Example tables could be joined:

Tags:
  - TopTag
Name: StepName
Action: "Do first <HeaderA>, <HeaderB>, <HeaderC>"
Examples:
  - Join:
    - Table:
        Tags:
          - ExampleTagA
        Parameters:
          [ HeaderA, HeaderB ]
        Values:
          - [ A1, B1]
          - [ A2, B2]
    - Table:
        Tags:
          - ExampleTagB
        Parameters:
          [ HeaderB, HeaderC ]
        Values:
          - [ B1, C1 ]
          - [ B2, C2 ]
          - [ B3, C3 ]
Steps: []

Install StructBDD:

pip install pytest-bdd-ng[struct_bdd]

Reporting

It's important to have nice reporting out of your bdd tests. Cucumber introduced some kind of standard for json format which can be used for, for example, by this Jenkins plugin.

To have an output in json format:

pytest --cucumberjson=<path to json report>

This will output an expanded (meaning scenario outlines will be expanded to several scenarios) cucumber format.

To enable gherkin-formatted output on terminal, use

pytest -vv --gherkin-terminal-reporter

Allure reporting is also in place https://docs.qameta.io/allure and based on allure-pytest https://pypi.org/project/allure-pytest/ plugin. Usage is same.

To install plugin

pip install pytest-bdd-ng[allure]

Test code generation helpers

For newcomers it's sometimes hard to write all needed test code without being frustrated. To simplify their life, simple code generator was implemented. It allows to create fully functional but of course empty tests and step definitions for given a feature file. It's done as a separate console script provided by pytest-bdd package:

pytest --generate --feature <feature file name> .. <feature file nameN>

It will print the generated code to the standard output so you can easily redirect it to the file:

pytest --generate --feature features/some.feature > tests/functional/test_some.py

Advanced code generation

For more experienced users, there's smart code generation/suggestion feature. It will only generate the test code which is not yet there, checking existing tests and step definitions the same way it's done during the test execution.

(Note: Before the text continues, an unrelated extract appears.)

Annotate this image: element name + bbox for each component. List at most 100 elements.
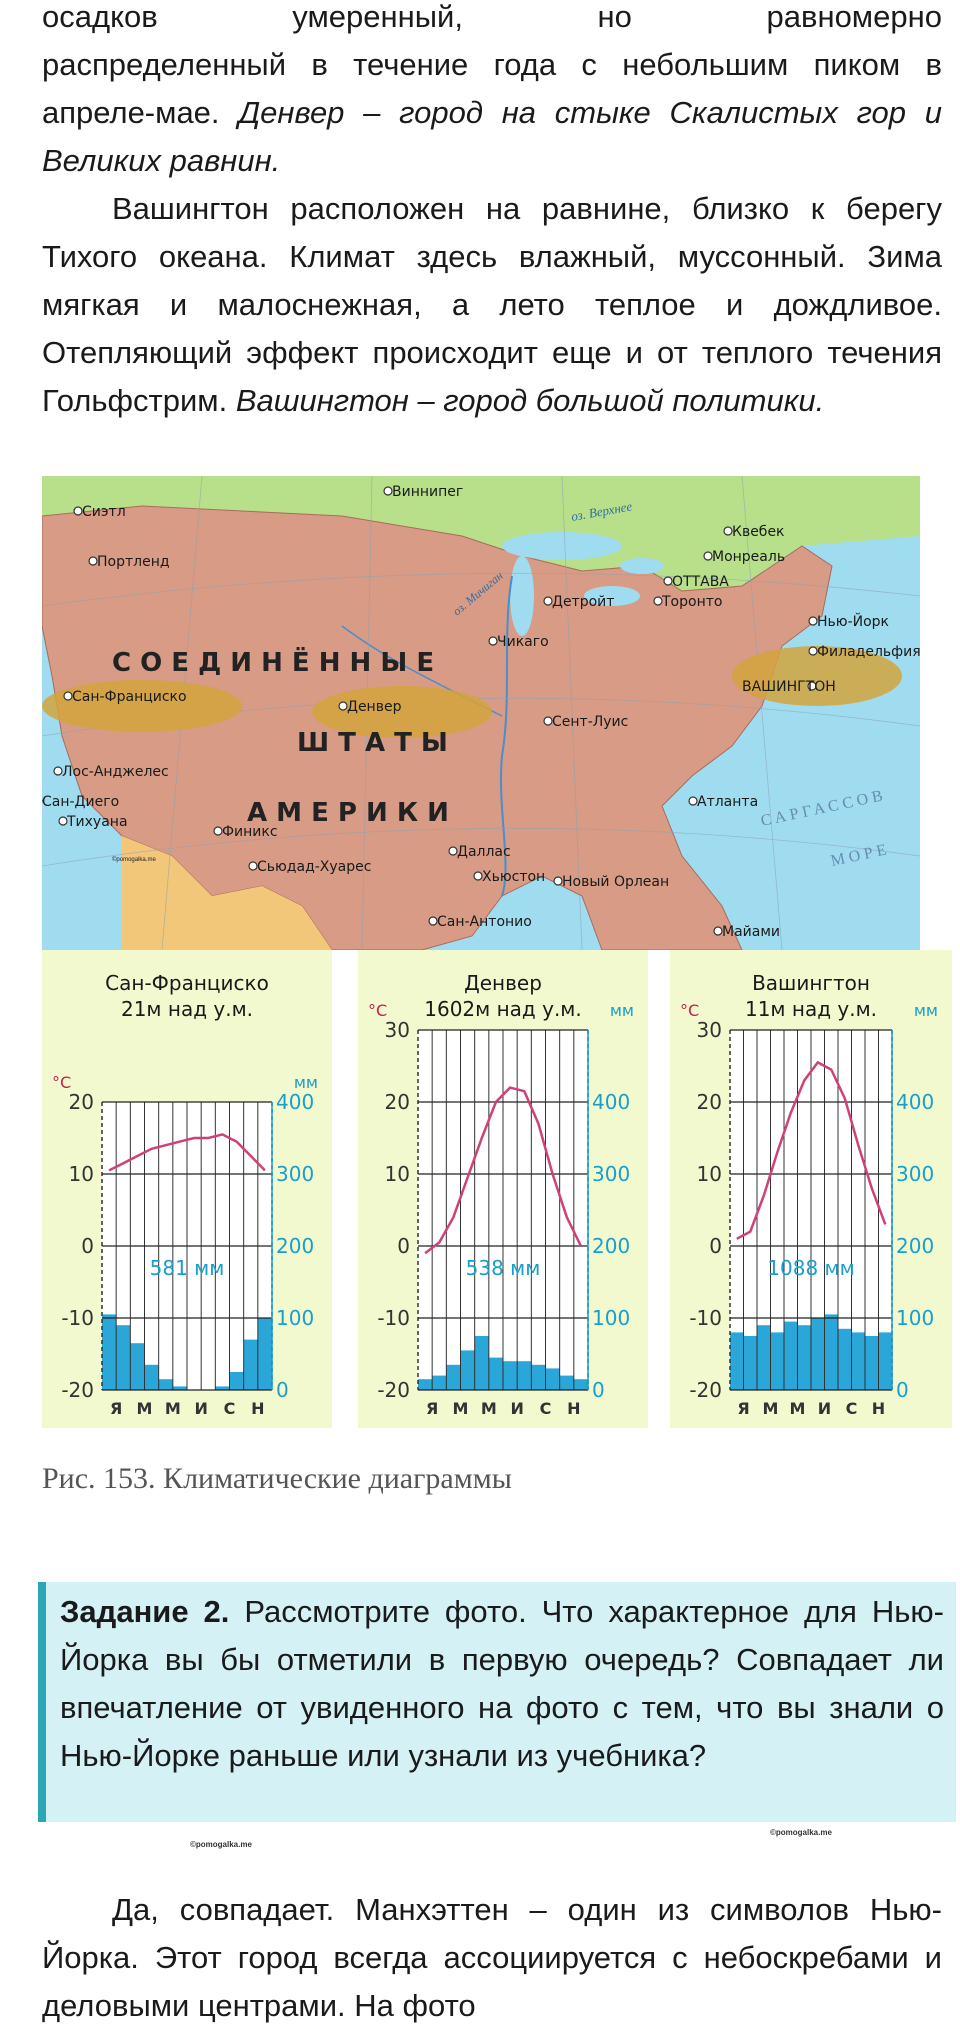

The code suggestion tool is called via passing additional pytest arguments:

pytest --generate-missing --feature features tests/functional

The output will be like:

============================= test session starts ==============================
platform linux2 -- Python 2.7.6 -- py-1.4.24 -- pytest-2.6.2
plugins: xdist, pep8, cov, cache, bdd, bdd, bdd
collected 2 items

Scenario is not bound to any test: "Code is generated for scenarios which are not bound to any tests" in feature "Missing code generation" in /tmp/pytest-552/testdir/test_generate_missing0/tests/generation.feature
--------------------------------------------------------------------------------

Step is not defined: "I have a custom bar" in scenario: "Code is generated for scenario steps which are not yet defined(implemented)" in feature "Missing code generation" in /tmp/pytest-552/testdir/test_generate_missing0/tests/generation.feature
--------------------------------------------------------------------------------
Please place the code above to the test file(s):

@scenario('tests/generation.feature', 'Code is generated for scenarios which are not bound to any tests')
def test_Code_is_generated_for_scenarios_which_are_not_bound_to_any_tests():
    """Code is generated for scenarios which are not bound to any tests."""


@given("I have a custom bar")
def I_have_a_custom_bar():
    """I have a custom bar."""

As as side effect, the tool will validate the files for format errors, also some of the logic bugs, for example the ordering of the types of the steps.